Wenn die Bürger „abgeschossen“ haben, also gegen 12 .30 Uhr, erfolgt die Auswertung der Ergebnisse auf dem Rathaus.
Zunächst werden alle “Blattli“, die getroffen wurden ausgesondert. Der Schütze mit dem Schuß, der der Kreismitte am nächsten ist, ist der „Bürgerkönig“. Dann folgen die weiteren Treffer, je nach Entfernung vom Mittelpunkt. Die pro Schütze ermittelte Gesamtpunktzahl aller drei Schüsse ergibt die Rangfolge in der Ergebnisliste
Die Königsproklamation und die Preisverteilung an Bürger und Burschen erfolgt am Schützenheim.
Umtrunk und Bürgerball
Anschließend ziehen alle Bürger und Bürgersöhne in der gewohnten Ordnung zurück zum Rathaus mit einer Änderung: Den Platz des Bürgerkönigs hinter den Fahnenträgern hat jetzt die neue Majestät eingenommen. Am Rathaus wird erneut Aufstellung genommen. Es folgt die Verlesung der Bürger, die am Vormittag zum Auszug angetreten waren. Abermals ist ein kräftiges „Hier!“ angesagt. Wer sich nicht meldet bzw. nicht wieder mit eingezogen ist, hat nämlich das Recht verwirkt, im nächsten Jahr am Bürgerauszug teilzunehmen. So will es die Überlieferung.

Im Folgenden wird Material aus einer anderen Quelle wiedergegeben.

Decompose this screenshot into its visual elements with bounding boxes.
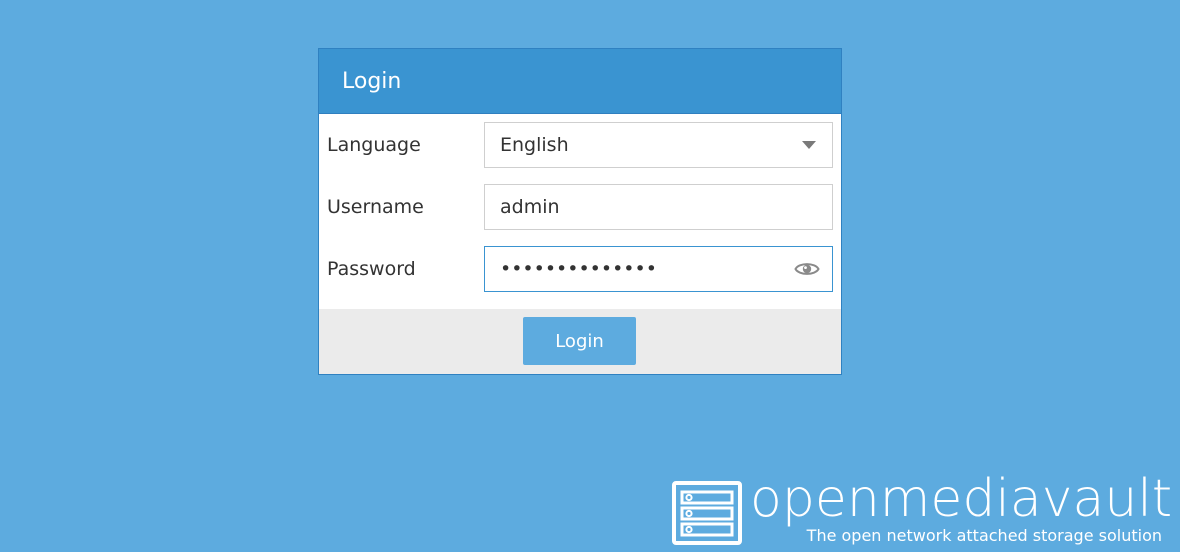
- language-select-value: English: [500, 134, 569, 156]
- branding: openmediavault The open network attached…: [672, 469, 1172, 547]
- username-value: admin: [500, 196, 560, 218]
- login-dialog: Login Language English Username admin Pa…: [318, 48, 842, 375]
- username-label: Username: [327, 196, 424, 218]
- password-input[interactable]: ••••••••••••••: [484, 246, 833, 292]
- password-label: Password: [327, 258, 416, 280]
- language-label: Language: [327, 134, 421, 156]
- login-button[interactable]: Login: [523, 317, 636, 365]
- language-select[interactable]: English: [484, 122, 833, 168]
- username-input[interactable]: admin: [484, 184, 833, 230]
- brand-name: openmediavault: [750, 469, 1173, 529]
- password-row: Password ••••••••••••••: [319, 246, 841, 292]
- eye-icon[interactable]: [794, 260, 820, 278]
- username-row: Username admin: [319, 184, 841, 230]
- chevron-down-icon[interactable]: [802, 141, 816, 149]
- button-bar: Login: [319, 309, 841, 374]
- password-masked-value: ••••••••••••••: [500, 257, 657, 280]
- server-rack-icon: [672, 481, 742, 545]
- brand-tagline: The open network attached storage soluti…: [806, 526, 1162, 545]
- login-title: Login: [342, 68, 402, 94]
- login-header: Login: [319, 49, 841, 114]
- language-row: Language English: [319, 122, 841, 168]
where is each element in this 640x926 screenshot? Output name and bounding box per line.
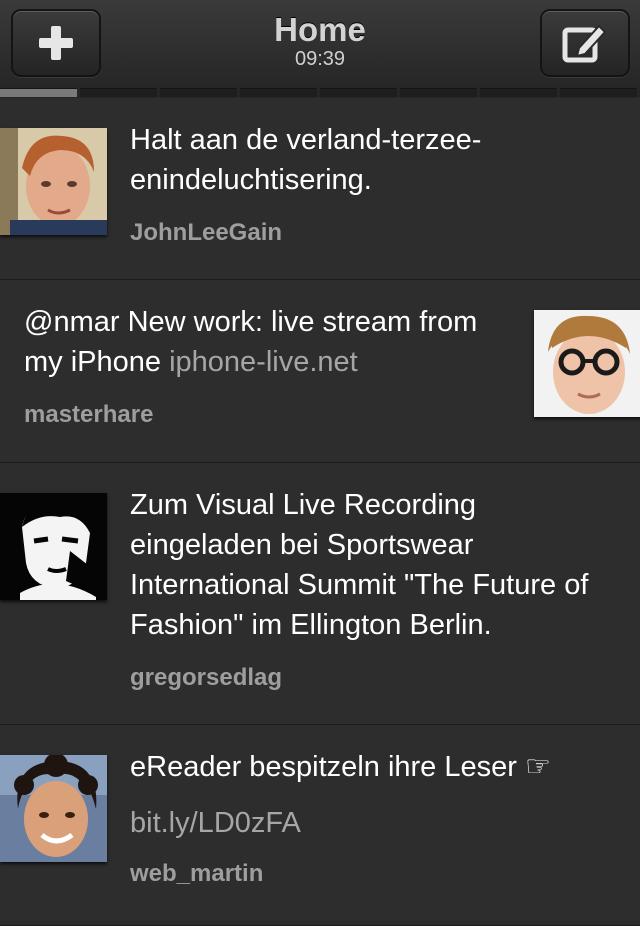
tab-5[interactable]: [320, 88, 397, 97]
tweet-author[interactable]: web_martin: [130, 860, 263, 888]
title-block: Home 09:39: [200, 10, 440, 71]
tab-7[interactable]: [480, 88, 557, 97]
add-account-button[interactable]: [11, 9, 101, 77]
tab-6[interactable]: [400, 88, 477, 97]
tweet-item[interactable]: eReader bespitzeln ihre Leser ☞ bit.ly/L…: [0, 725, 640, 926]
avatar[interactable]: [0, 128, 107, 235]
tab-8[interactable]: [560, 88, 637, 97]
avatar[interactable]: [0, 493, 107, 600]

Zum Ende des offiziellen Teils lädt der Bürgermeister zum abendlichen Bürgerball ein und bedankt sich bei allen Teilnehmern für die Teilnahme am Fest. Anschließend marschiert der Zug zum Bürgerkönig und dann zum Burschenkönig. Hier wird ein Umtrunk gereicht und die Familie der neuen Majestäten lässt man mit einem dreifachen Tusch und der „Schützenlieselpolka“ hochleben. Früher oder später, je nach Witterung trifft dann der Zug wieder am Rathaus ein. Die Formation hat sich inzwischen etwas gelockert und bei der Verabschiedung lädt der Bürgerkommandanten nochmals ausdrücklich zum Bürgerball ein.
Auszüge aus dem Beitrag: Bürgerauszug in Wiesenbronn, in: Castell-Rüdenhausen, Karl Graf: Mit Gehrock und Zylinder, Bürgerwehren im Landkreis Kitzingen, Dettelbach 2015, S. 115 bis 126.